Commodity Volatility Harvesting & Clipper’s Benchmark

Bitcoin and Ethereum are commodities like gold and oil. A typical feature of commodities is that they experience high volatility over weeklong periods and their prices tend to be mean reverting. What does this convey? When the price of a commodity gets very high, it tends to draw out supply, thus lowering the price. Conversely, when the price drops very low, it tends to restrict supply, thus increasing the price. As a result, commodity prices move frequently and have a fairly predictable pattern.
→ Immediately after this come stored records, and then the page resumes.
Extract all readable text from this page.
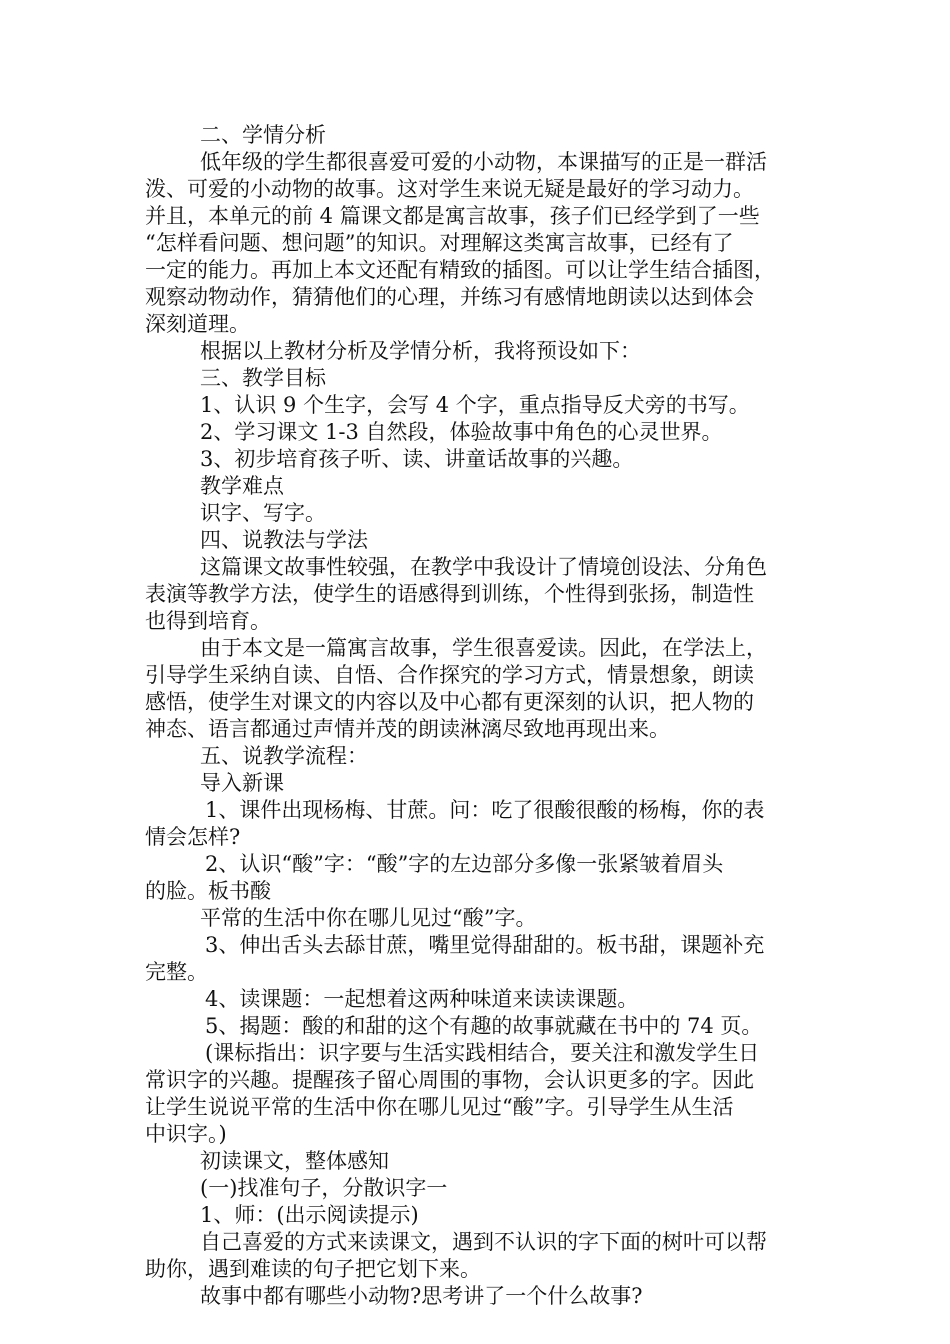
二、学情分析
低年级的学生都很喜爱可爱的小动物，本课描写的正是一群活
泼、可爱的小动物的故事。这对学生来说无疑是最好的学习动力。
并且，本单元的前 4 篇课文都是寓言故事，孩子们已经学到了一些
“怎样看问题、想问题”的知识。对理解这类寓言故事，已经有了
一定的能力。再加上本文还配有精致的插图。可以让学生结合插图，
观察动物动作，猜猜他们的心理，并练习有感情地朗读以达到体会
深刻道理。
根据以上教材分析及学情分析，我将预设如下：
三、教学目标
1、认识 9 个生字，会写 4 个字，重点指导反犬旁的书写。
2、学习课文 1-3 自然段，体验故事中角色的心灵世界。
3、初步培育孩子听、读、讲童话故事的兴趣。
教学难点
识字、写字。
四、说教法与学法
这篇课文故事性较强，在教学中我设计了情境创设法、分角色
表演等教学方法，使学生的语感得到训练，个性得到张扬，制造性
也得到培育。
由于本文是一篇寓言故事，学生很喜爱读。因此，在学法上，
引导学生采纳自读、自悟、合作探究的学习方式，情景想象，朗读
感悟，使学生对课文的内容以及中心都有更深刻的认识，把人物的
神态、语言都通过声情并茂的朗读淋漓尽致地再现出来。
五、说教学流程：
导入新课
1、课件出现杨梅、甘蔗。问：吃了很酸很酸的杨梅，你的表
情会怎样?
2、认识“酸”字：“酸”字的左边部分多像一张紧皱着眉头
的脸。板书酸
平常的生活中你在哪儿见过“酸”字。
3、伸出舌头去舔甘蔗，嘴里觉得甜甜的。板书甜，课题补充
完整。
4、读课题：一起想着这两种味道来读读课题。
5、揭题：酸的和甜的这个有趣的故事就藏在书中的 74 页。
(课标指出：识字要与生活实践相结合，要关注和激发学生日
常识字的兴趣。提醒孩子留心周围的事物，会认识更多的字。因此
让学生说说平常的生活中你在哪儿见过“酸”字。引导学生从生活
中识字。)
初读课文，整体感知
(一)找准句子，分散识字一
1、师：(出示阅读提示)
自己喜爱的方式来读课文，遇到不认识的字下面的树叶可以帮
助你，遇到难读的句子把它划下来。
故事中都有哪些小动物?思考讲了一个什么故事?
This combination of high volatility and mean reversion suggests an opportunity for investors to potentially capture excess return by “harvesting” this volatility. Portfolio rebalancing is one strategy designed to harvest volatility.

What is Rebalancing?

Rebalancing is the act of adjusting a diversified portfolio’s asset allocations to match the target allocations and risk tolerance level. Rebalancing is necessary because asset prices do not move in lockstep, and so initial allocations will change over time. For example, many financial advisors recommend a classic personal portfolio of 60% stocks and 40% bonds. If stocks rise 10% in value and bonds fall 10%, the portfolio allocations become ~ 65%/35%. This portfolio can be rebalanced by selling stocks to buy bonds until the 60%/40% target composition is restored.

How Rebalancing Stacks Up

In a mean-reverting environment, a rebalancing portfolio can outperform a static (”held”) portfolio consisting of any initial combination of the assets themselves. This is because it is equivalent to systematically “buying low and selling high”. As long as there is sufficiently more short-term volatility relative to long-term volatility, rebalancing harvests additional profits. For example, imagine a two-asset portfolio consisting of a risky asset and a stablecoin. On day one, the risky asset doubles in price. On day two the risky asset returns to its original value. It can be verified that a 50-50 rebalanced portfolio will return 1.125x, vs. 1x for simply holding any combination of assets for the two days.

Crypto Prices Have Become More Mean Reverting As They Have Matured

Asset prices can either show momentum, be memoryless, or be mean reverting. Momentum is when asset prices continue to move in the same direction. Memoryless is when each subsequent price movement in a series cannot be predicted from the previous one (i.e., independent events). Mean reverting is when asset prices tend to revert back toward their mean or average following spikes. Rebalancing works in environments that are either memoryless or mean reverting, but makes the most sense in mean reverting regimes.

In order to verify if crypto prices are indeed mean reverting, we ran a statistical test called the Hurst Exponent on the price movements of ETH from late 2015 through May of this year. The Hurst Exponent provided us with a scalar value from which we could identify if the price series is mean reverting, memoryless, or momentum driven. In a memoryless price series, variance over 90-day windows should be 3x the variance at the 30-day window. A momentum price series will be above 3, and a mean reverting series will be below 3 (check out this article for more on the calculations involved in this test).

As can be seen below, from mid-2018 onward, ETH has typically been either memoryless or mean reverting, whereas prior to that it was noticeably momentum driven.

This verifies that ETH prices seem to be more mean reverting as it has matured, making it a prime candidate for rebalancing.

Rebalancing Frequency

Now that we have determined that crypto is a good candidate for rebalancing, the question becomes: how often should rebalancing occur for optimal results? Theoretically, the answer is as frequently as possible. However, in practice, rebalancing is usually done on a quarterly or even an annual basis (this is true for both TradFi and DeFi portfolios). Why? because every rebalancing event incurs transaction costs. Absent a special situation, transaction costs are usually proportional to transaction volume. Transaction volume is proportional to daily volatility which, as we’ve said, is expected to be much higher than longer-term volatility. Because of this, transaction costs tend to eat up any gains from frequent rebalancing, which is why investment portfolios typically rebalance at a slower cadence.

Clipper’s Costless Daily Rebalancing Portfolio

Clipper tracks a costless theoretical daily rebalancing portfolio composed of 60% ETH-BTC and 40% stablecoins. This benchmark is analogous to the “standard” 60-40 stocks-bonds portfolio recommended for individuals by many financial advisors.

However, this benchmark is not practically achievable, and real-world attempts to track it (e.g., with a derivative) would carry a hefty fee premium. The benchmark is in and of itself impossible to hit because is it costless. This means that anyone trying to track it starts at a disadvantage. Clipper achieves this benchmark by facilitating swaps at advantageous prices with the noisy order flow from retail traders. This noisy flow is ensured by only transacting with human traders; deterring over-informed whales and banning bots. Because Clipper maintains smaller liquidity pools, volume turns over extremely fast—sometimes multiple times per week. This means Clipper can quickly rebalance its pools simply by using organic trade flow. This is how Clipper is able to capture excess yield in its liquidity pools, providing superior returns for liquidity providers.